Wyświetl Pojedyńczy Post
Stary 21-03-2023, 09:24   #2
Anonim
 
Reputacja: 1 Anonim ma wspaniałą reputacjęAnonim ma wspaniałą reputacjęAnonim ma wspaniałą reputacjęAnonim ma wspaniałą reputacjęAnonim ma wspaniałą reputacjęAnonim ma wspaniałą reputacjęAnonim ma wspaniałą reputacjęAnonim ma wspaniałą reputacjęAnonim ma wspaniałą reputacjęAnonim ma wspaniałą reputacjęAnonim ma wspaniałą reputację
Zakapturzona postać kijem otworzyła przegniłe drzwi meliny, w której akurat dekował się Waldemar. Sam zainteresowany nie zwykł używać zamków, bo w biznesie, w którym działał ludzie i tak nie szanowali niczyjej prywatności. Miał jakieś tam oszczędności, które trzymał w banku, ale większość kasy inwestował we wszędobylską korupcję. Spokój dało się kupić i właśnie taki handel Waldemar lubił najbardziej. Chwilowo działał jako pomocnik medyka i nawet coś tam łapał z tej całej medycyny, a i rachować nauczyli go na studiach, ale żak z niego był marny. Rzadko kiedy miał czas na popijawy z innymi żakami, a jedynie raz na jakiś czas odwiedzał z nimi burdele, żeby nie wyjść na kogoś dziwniejszego niż był w rzeczywistości. Sporo osób zresztą podejrzewało, że Waldemar jest półświadkiem półświatka - osobą, która coś tam wiedziała o przestępczości, ale nie do końca. Faktem było, że Waldemar był pełną gębą rzezimieszkiem, jednakże rzadko kiedy sięgał ku przemocy, choć byk był z niego niemal od urodzenia. Czasem wydawało się, że źle wybrał fach, bo przecież więcej mógł zarobić na rozbojach. Za rozboje jednak łatwo było stać się banitą, a jeszcze łatwiej trafić na stryczek. Zdecydowanie wolał robić z trupami.

Zresztą i teraz obok jego barłogu leżał worek ze śpiącą królewną. Jej blond włosy i ostre rysy sugerowały północne pochodzenie, a pełne uzębienie uprawdopodabniało szlachectwo. Jedynie jakby ktoś zajrzał pod jej sukienkę to zobaczyłby, że została wypatroszona od dołu. Być może chodziło o usunięcie dziecka nienarodzonego, a być może to nieudana operacja na odbytnicy (z wycięciem jelit, wątroby i żołądka) - w każdym razie słodko sobie leżała pod trzema brudnymi szmatami spod których wystawał tylko loczek włosów.

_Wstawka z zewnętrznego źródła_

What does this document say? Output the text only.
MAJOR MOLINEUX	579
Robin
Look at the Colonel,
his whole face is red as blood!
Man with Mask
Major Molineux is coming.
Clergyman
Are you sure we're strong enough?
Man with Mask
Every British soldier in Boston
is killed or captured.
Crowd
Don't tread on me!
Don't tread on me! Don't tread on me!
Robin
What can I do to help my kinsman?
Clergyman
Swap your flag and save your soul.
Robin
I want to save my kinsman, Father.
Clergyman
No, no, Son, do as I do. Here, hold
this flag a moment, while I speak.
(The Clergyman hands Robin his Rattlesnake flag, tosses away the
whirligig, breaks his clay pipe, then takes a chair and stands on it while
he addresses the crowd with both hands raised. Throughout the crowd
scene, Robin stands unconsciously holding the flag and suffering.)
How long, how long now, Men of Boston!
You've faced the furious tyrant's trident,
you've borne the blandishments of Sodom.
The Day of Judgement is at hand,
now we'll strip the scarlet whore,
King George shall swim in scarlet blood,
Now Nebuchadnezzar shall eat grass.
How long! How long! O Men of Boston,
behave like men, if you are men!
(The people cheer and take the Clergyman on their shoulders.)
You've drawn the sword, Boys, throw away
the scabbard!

Przybysz rozejrzał się po melinie i zobaczył niewielką, przegniłą komodę z ubraniami Waldemara, blat stołu leżący w końcu, a także krzesło bez nóg i dwa krzesła z nogami. Obraz nędzy i rozpaczy uzupełniało wiadro ze szczynami stojące w kącie i usypana ze szmat górka w drugim kącie. Sam barłóg Waldemara w większości składał się ze szmat uzupełnionych kilkoma workami, a w tym pościelą wypełnioną pierzem. To ostatnie było bodajże najdroższym elementem wyposażenia tej meliny. Oprócz tego pod ścianą leżały kilof, szpadel, duże worki (starannie złożone w odróżnieniu od szmat), miecz, pałka i niewielki woreczek z monetami.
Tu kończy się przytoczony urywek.